Prior to the visit I noticed a Premier League logo on the club’s website, noted as a partner, and I’m curious to know how this fits with a club four divisions down from England’s top flight, the richest in the world. It’s worth keeping in mind here, just TV money alone generates £5bn a year for the Premier League. The top 20 clubs in the country received around half of that for the 2018/19 season with the top six pocketing just shy of 3% each. Chorley? 0.0005%. At that rate it’s roughly a whole division getting around 0.01%.


Whilst the gulf in payments is one thing the rules around how it can be spent are just as contrary. A top flight club can spend it’s money however it sees a fit. Though plenty of the top clubs have community programs, there is nothing in the FA handbook obliging a Premier League club to have a community program. A club like Chorley cannot spend grants directly on the team (salary) or capital (kit or stadium), instead it must funnel funds in to the community.

Clubs like Chorley need many things to survive, but the cornerstone is it’s people, inside and out of the club. When we spot the a certificate behind the bar for winning the best away day in the league last season it hits you in the face how big the heart of this club is, and grant or not they care about the community and they care about the football experience.

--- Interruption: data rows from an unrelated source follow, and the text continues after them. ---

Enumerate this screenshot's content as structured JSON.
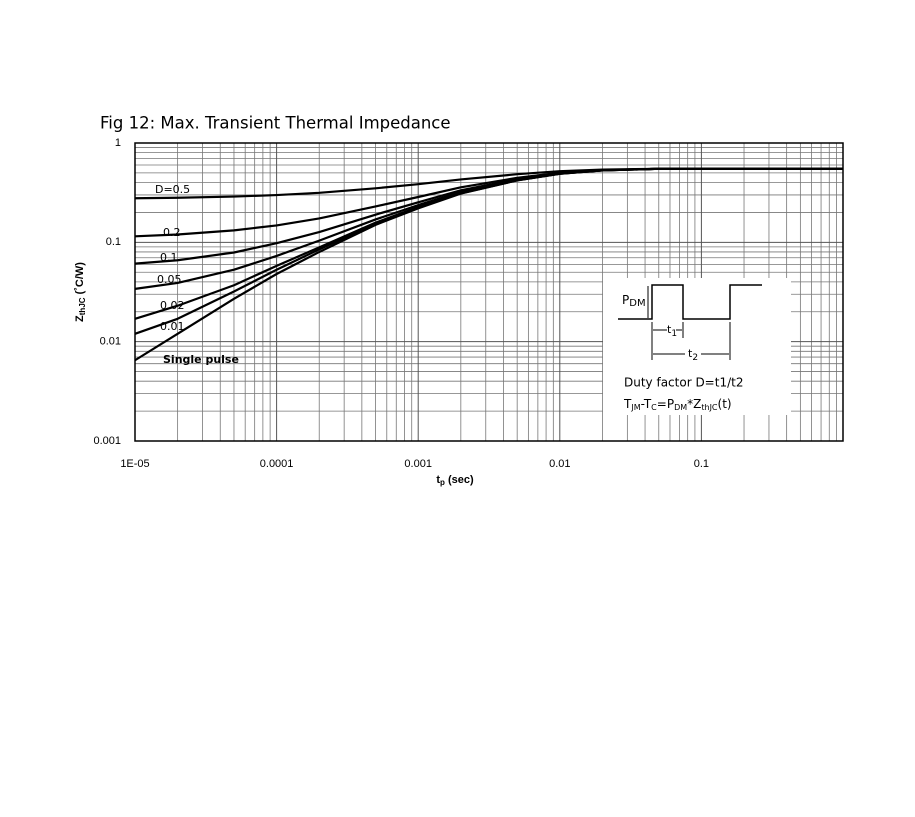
{
  "chart_data": {
    "type": "line",
    "title": "Fig 12: Max. Transient Thermal Impedance",
    "x_label": [
      "t",
      "p",
      " (sec)"
    ],
    "y_label": [
      "Z",
      "thJC",
      " (˚C/W)"
    ],
    "log_x": true,
    "log_y": true,
    "grid": true,
    "xlim": [
      1e-05,
      1
    ],
    "ylim": [
      0.001,
      1
    ],
    "xticks": [
      {
        "value": 1e-05,
        "label": "1E-05"
      },
      0.0001,
      0.001,
      0.01,
      0.1
    ],
    "yticks": [
      0.001,
      0.01,
      0.1,
      1
    ],
    "xminorticks": [
      2e-05,
      3e-05,
      4e-05,
      5e-05,
      6e-05,
      7e-05,
      8e-05,
      9e-05,
      0.0002,
      0.0003,
      0.0004,
      0.0005,
      0.0006,
      0.0007,
      0.0008,
      0.0009,
      0.002,
      0.003,
      0.004,
      0.005,
      0.006,
      0.007,
      0.008,
      0.009,
      0.02,
      0.03,
      0.04,
      0.05,
      0.06,
      0.07,
      0.08,
      0.09,
      0.2,
      0.3,
      0.4,
      0.5,
      0.6,
      0.7,
      0.8,
      0.9
    ],
    "yminorticks": [
      0.002,
      0.003,
      0.004,
      0.005,
      0.006,
      0.007,
      0.008,
      0.009,
      0.02,
      0.03,
      0.04,
      0.05,
      0.06,
      0.07,
      0.08,
      0.09,
      0.2,
      0.3,
      0.4,
      0.5,
      0.6,
      0.7,
      0.8,
      0.9
    ],
    "x": [
      1e-05,
      2e-05,
      5e-05,
      0.0001,
      0.0002,
      0.0005,
      0.001,
      0.002,
      0.005,
      0.01,
      0.02,
      0.05,
      0.1,
      1
    ],
    "series": [
      {
        "name": "D=0.5",
        "color": "#000000",
        "values": [
          0.278,
          0.281,
          0.289,
          0.299,
          0.315,
          0.35,
          0.385,
          0.43,
          0.485,
          0.52,
          0.54,
          0.55,
          0.55,
          0.55
        ]
      },
      {
        "name": "0.2",
        "color": "#000000",
        "values": [
          0.115,
          0.12,
          0.132,
          0.148,
          0.174,
          0.23,
          0.286,
          0.358,
          0.446,
          0.502,
          0.534,
          0.55,
          0.55,
          0.55
        ]
      },
      {
        "name": "0.1",
        "color": "#000000",
        "values": [
          0.061,
          0.066,
          0.079,
          0.098,
          0.127,
          0.19,
          0.253,
          0.334,
          0.433,
          0.496,
          0.532,
          0.55,
          0.55,
          0.55
        ]
      },
      {
        "name": "0.05",
        "color": "#000000",
        "values": [
          0.034,
          0.039,
          0.053,
          0.073,
          0.104,
          0.17,
          0.237,
          0.322,
          0.427,
          0.493,
          0.531,
          0.55,
          0.55,
          0.55
        ]
      },
      {
        "name": "0.02",
        "color": "#000000",
        "values": [
          0.017,
          0.023,
          0.037,
          0.058,
          0.089,
          0.158,
          0.227,
          0.315,
          0.423,
          0.491,
          0.53,
          0.55,
          0.55,
          0.55
        ]
      },
      {
        "name": "0.01",
        "color": "#000000",
        "values": [
          0.012,
          0.017,
          0.032,
          0.053,
          0.085,
          0.154,
          0.223,
          0.312,
          0.421,
          0.49,
          0.53,
          0.55,
          0.55,
          0.55
        ]
      },
      {
        "name": "Single pulse",
        "color": "#000000",
        "values": [
          0.0065,
          0.012,
          0.027,
          0.048,
          0.08,
          0.15,
          0.22,
          0.31,
          0.42,
          0.49,
          0.53,
          0.55,
          0.55,
          0.55
        ]
      }
    ],
    "inset": {
      "pulse_label": [
        "P",
        "DM"
      ],
      "t1": [
        "t",
        "1"
      ],
      "t2": [
        "t",
        "2"
      ],
      "duty": "Duty factor D=t1/t2",
      "formula": [
        "T",
        "JM",
        "-T",
        "C",
        "=P",
        "DM",
        "*Z",
        "thJC",
        "(t)"
      ]
    }
  }
}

Nonetheless they’re using this money to touch lives for the better across so many demographics. At youth level there are free coaching clinics. Chorley (according to ukcrimestats.com) has a crime index of 83.3 (across the last two years out of 100). No one football club on their own could drastically reduces crime in their local area, but getting kids playing, exercising and off the streets can’t be a bad thing.


My trip back to the UK has been fuelled by pastry and saturated fats and it’s no shock two thirds of adults in the UK are currently classed as overweight or obese, the most damed age bracket being 45-54. Again, this is another area the club have targeted with a walking football initiative, which is growing so quickly they believe there’s enough interest to start and support a local league.


Both of these initiatives are designed to improve wellbeing, physically and mentally, and the latter has become more prominent in the last few years with ‘invisible illnesses’ taking more lives than ever before, be it through anxiety and depression, or for older generations; dementia.


From personal experience I’ve seen how dementia can virtually destroy a loved one, and providing a ‘normal’ life to someone unlucky enough to suffer in such a debilitating way can be challenging and in many cases focus leans towards the last parts of the journey being as enjoyable and comfortable as possible - something the club are attuned to with the introduction of ‘Football Memories’. This allows senior supporters a place to reminisce happier teams with the support of others who find themselves too in the same distressing boat.

When you see what Chorley are accomplishing on a oily rag, relative to Premier League riches, it makes you think how the thirty quid spent down the pub watching City, United, Liverpool or Spurs could be doing so much more for the foundations of the game and the community.


It makes you think, if Chorley can do this on a shoe string, how much more should the Premier League clubs be doing?